EDP: Dividendos pagam 60% do investimento chinês
O valor da participação da China Three Gorges na elétrica mais do que duplicou. A essas mais-valias potenciais juntam-se dividendos de €1,6 mil milhões
> Jackpot para a CTG
A participação de 21,35% do Estado na EDP era uma das joias da coroa no plano de privatizações acordado com a Troika. O governo decidiu, no final de 2011, vender essa posição à China Three Gorges (CTG) por €2,69 mil milhões, operação que seria concretizada em maio de 2012. A empresa estatal chinesa venceu a concorrência da alemã Eon e também das brasileiras Eletrobras e Cemig. Além do preço mais atrativo, a CTG ofereceu ainda linhas de financiamento para a elétrica nacional. Apesar de ter acordado a compra da EDP com um prémio de mais de 50% à cotação das ações, não se pode dizer que o investimento do gigante asiático não tenha compensado. Numa década, os 21,35% do capital da elétrica deram direito a dividendos de €1,61 mil milhões, cerca de 60% do valor investido pela China Three Gorges. Essa participação vale agora quase quatro mil milhões de euros, mais do dobro do montante inicial pago pela empresa estatal chinesa. Além dos 21,35% vendidos à empresa chinesa, o Estado encaixou outros €356 milhões com a alienação dos últimos 4,14% que detinha na elétrica, em fevereiro de 2013. Esta última participação já rendeu €256 milhões em dividendos.

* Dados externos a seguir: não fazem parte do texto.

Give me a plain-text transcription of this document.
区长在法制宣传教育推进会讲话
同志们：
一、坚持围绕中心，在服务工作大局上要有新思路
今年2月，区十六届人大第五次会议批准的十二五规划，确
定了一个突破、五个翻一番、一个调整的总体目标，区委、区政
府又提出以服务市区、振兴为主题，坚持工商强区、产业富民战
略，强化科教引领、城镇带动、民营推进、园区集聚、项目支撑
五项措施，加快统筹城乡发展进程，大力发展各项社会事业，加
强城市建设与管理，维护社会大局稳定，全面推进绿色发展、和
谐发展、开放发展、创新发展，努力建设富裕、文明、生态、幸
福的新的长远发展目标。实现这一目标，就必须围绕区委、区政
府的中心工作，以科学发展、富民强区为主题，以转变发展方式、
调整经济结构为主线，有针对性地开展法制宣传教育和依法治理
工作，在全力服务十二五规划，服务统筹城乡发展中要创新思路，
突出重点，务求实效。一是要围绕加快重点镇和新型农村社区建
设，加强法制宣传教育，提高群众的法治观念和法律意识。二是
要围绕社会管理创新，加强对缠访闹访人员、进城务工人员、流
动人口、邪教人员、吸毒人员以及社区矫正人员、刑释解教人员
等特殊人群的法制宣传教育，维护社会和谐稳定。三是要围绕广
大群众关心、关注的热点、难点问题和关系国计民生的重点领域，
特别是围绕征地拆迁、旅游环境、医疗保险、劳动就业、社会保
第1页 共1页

> Mais valor, menos lucros
Desde a venda à CTG, a EDP conseguiu aumentar o valor de mercado e reduzir o nível de dívida. Mas nem tudo foi crescimento, já que os resultados líquidos são agora mais baixos. Em 2021, a elétrica teve um lucro de €657 milhões, um valor 40% inferior ao resultado de €1,13 mil milhões obtido em 2011. Porém, a situação financeira da empresa é, hoje, bem mais sólida. O valor da dívida líquida caiu de €16,95 mil milhões para €11,57 milhões, o que ajudou a baixar o rácio de endividamento de 4,5 para 3,5 vezes o EBITDA (lucro antes de juros, impostos, depreciações e amortizações). O balanço mais forte, a aposta contínua da empresa nas renováveis e o risco-país bem mais baixo do que nos tempos da Troika ajudam a explicar o crescimento da capitalização bolsista da empresa, que passou de €8,74 mil milhões, no final de 2011, para mais de €20 mil milhões, em agosto deste ano.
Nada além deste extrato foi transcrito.